Meta supprime 8 000 postes pour accélérer sa course à l’intelligence artificielle

Meta entre dans une nouvelle phase de transformation.
Le groupe dirigé par Mark Zuckerberg a annoncé la suppression d’environ 8 000 postes, soit près de 10 % de ses effectifs mondiaux, tout en annulant également près de 6 000 recrutements prévus. L’objectif affiché : réduire les coûts internes pour financer ses investissements massifs dans l’intelligence artificielle.

Pourquoi Meta coupe aussi fortement

Depuis plusieurs mois, Meta investit des sommes colossales dans : les centres de données, les puces IA, les modèles maison, les assistants intelligents, et ses infrastructures cloud. En 2026, les dépenses prévues de Meta dans l’IA pourraient dépasser les 100 milliards de dollars. Pour absorber cette montée en puissance, l’entreprise cherche à fonctionner avec des équipes plus réduites, plus automatisées et davantage appuyées par l’IA.

Une logique simple : moins d’humains, plus d’IA

Meta suit ici une tendance de fond dans la Big Tech. L’idée n’est plus seulement d’ajouter l’IA aux produits. Il s’agit aussi d’utiliser l’IA pour transformer le fonctionnement même de l’entreprise : développement logiciel, support interne, marketing, productivité, analyse.

Mark Zuckerberg avait déjà laissé entendre que l’IA allait profondément modifier la manière dont Meta recrute et structure ses équipes.
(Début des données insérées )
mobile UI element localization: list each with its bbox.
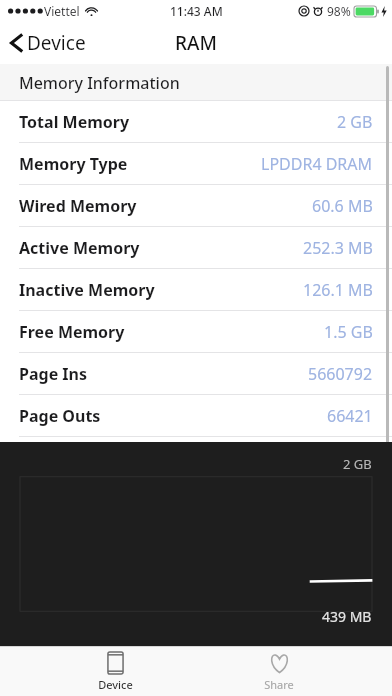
staticText: Free Memory bbox=[19, 321, 125, 343]
staticText: 5660792 bbox=[308, 363, 373, 385]
staticText: 1.5 GB bbox=[324, 321, 373, 343]
button[interactable]: Total Memory bbox=[0, 101, 392, 143]
staticText: 2 GB bbox=[337, 111, 373, 133]
staticText: 60.6 MB bbox=[312, 195, 373, 217]
button[interactable]: Device bbox=[0, 24, 96, 62]
staticText: Inactive Memory bbox=[19, 279, 155, 301]
staticText: Device bbox=[98, 677, 133, 692]
staticText: Device bbox=[27, 30, 86, 56]
staticText: 252.3 MB bbox=[303, 237, 373, 259]
staticText: 11:43 AM bbox=[170, 3, 223, 19]
staticText: Active Memory bbox=[19, 237, 140, 259]
staticText: 126.1 MB bbox=[303, 279, 373, 301]
button[interactable]: Inactive Memory bbox=[0, 269, 392, 311]
button[interactable]: Memory Type bbox=[0, 143, 392, 185]
staticText: Total Memory bbox=[19, 111, 130, 133]
staticText: Memory Type bbox=[19, 153, 128, 175]
staticText: Page Ins bbox=[19, 363, 88, 385]
staticText: 98% bbox=[327, 3, 351, 19]
staticText: LPDDR4 DRAM bbox=[261, 153, 373, 175]
staticText: Memory Information bbox=[19, 72, 180, 94]
button[interactable]: Device bbox=[64, 647, 167, 696]
staticText: 2 GB bbox=[343, 455, 372, 473]
staticText: Share bbox=[264, 677, 294, 692]
staticText: Wired Memory bbox=[19, 195, 137, 217]
button[interactable]: Active Memory bbox=[0, 227, 392, 269]
button[interactable]: Wired Memory bbox=[0, 185, 392, 227]
staticText: 66421 bbox=[327, 405, 373, 427]
button[interactable]: Page Ins bbox=[0, 353, 392, 395]
button[interactable]: Page Outs bbox=[0, 395, 392, 437]
staticText: Viettel bbox=[44, 3, 80, 19]
button[interactable]: Share bbox=[230, 647, 328, 696]
staticText: RAM bbox=[175, 30, 217, 56]
button[interactable]: Free Memory bbox=[0, 311, 392, 353]
staticText: Page Outs bbox=[19, 405, 101, 427]
staticText: 439 MB bbox=[322, 607, 372, 626]
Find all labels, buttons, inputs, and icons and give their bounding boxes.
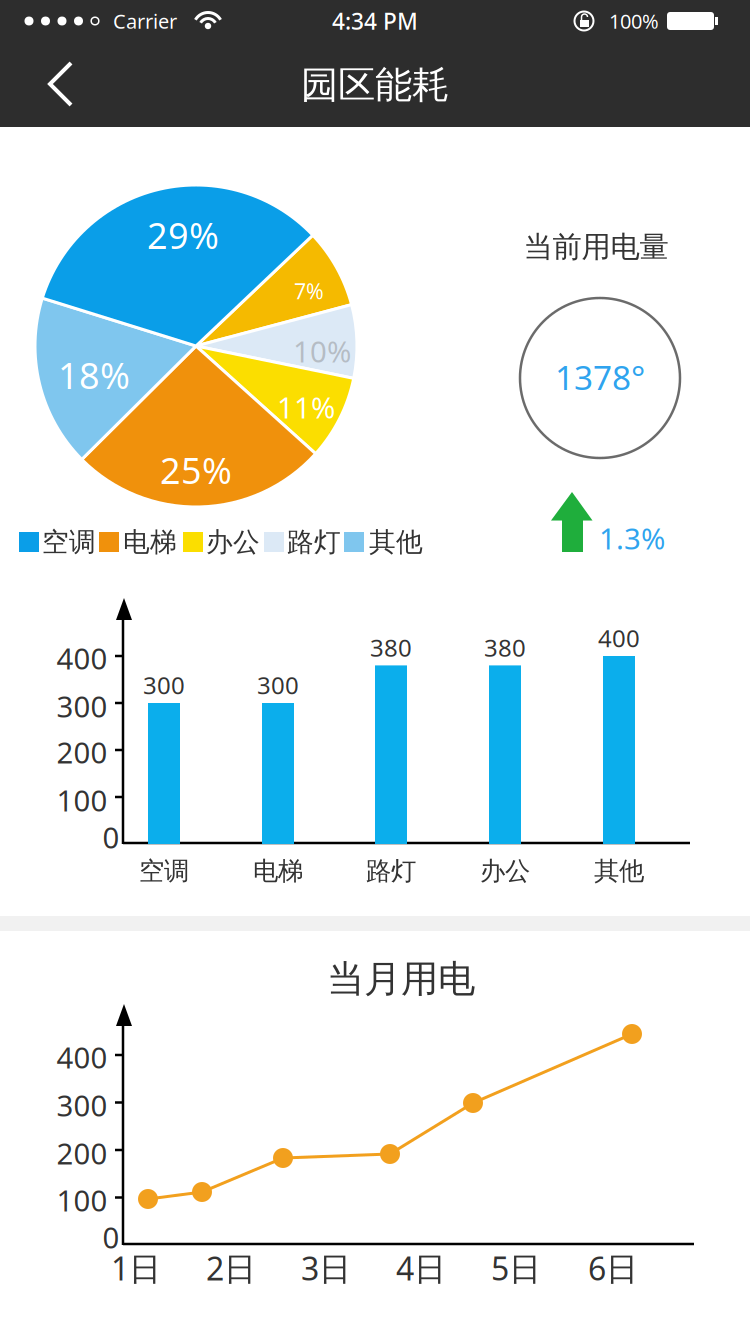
- staticText: 400: [56, 638, 108, 678]
- staticText: 300: [56, 686, 108, 726]
- staticText: 4:34 PM: [332, 6, 418, 36]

Ce que cela révèle sur le marché

Cette décision dépasse Meta. Elle montre que dans la nouvelle économie technologique, les entreprises considèrent désormais l’IA comme une priorité budgétaire supérieure à certaines ressources humaines traditionnelles.
Autrement dit : les géants de la tech réduisent certains emplois pour financer les technologies censées automatiser davantage de travail demain.

Les inquiétudes

Cette stratégie suscite plusieurs critiques : pression accrue sur les salariés restants, risque de dépendance excessive à l’automatisation, fragilisation de certains métiers tertiaires, et concentration des investissements sur quelques pôles stratégiques.

Pour beaucoup d’analystes, cela confirme que 2026 pourrait devenir une année charnière où l’IA commence non seulement à créer de nouveaux outils, mais aussi à restructurer massivement l’emploi dans la tech.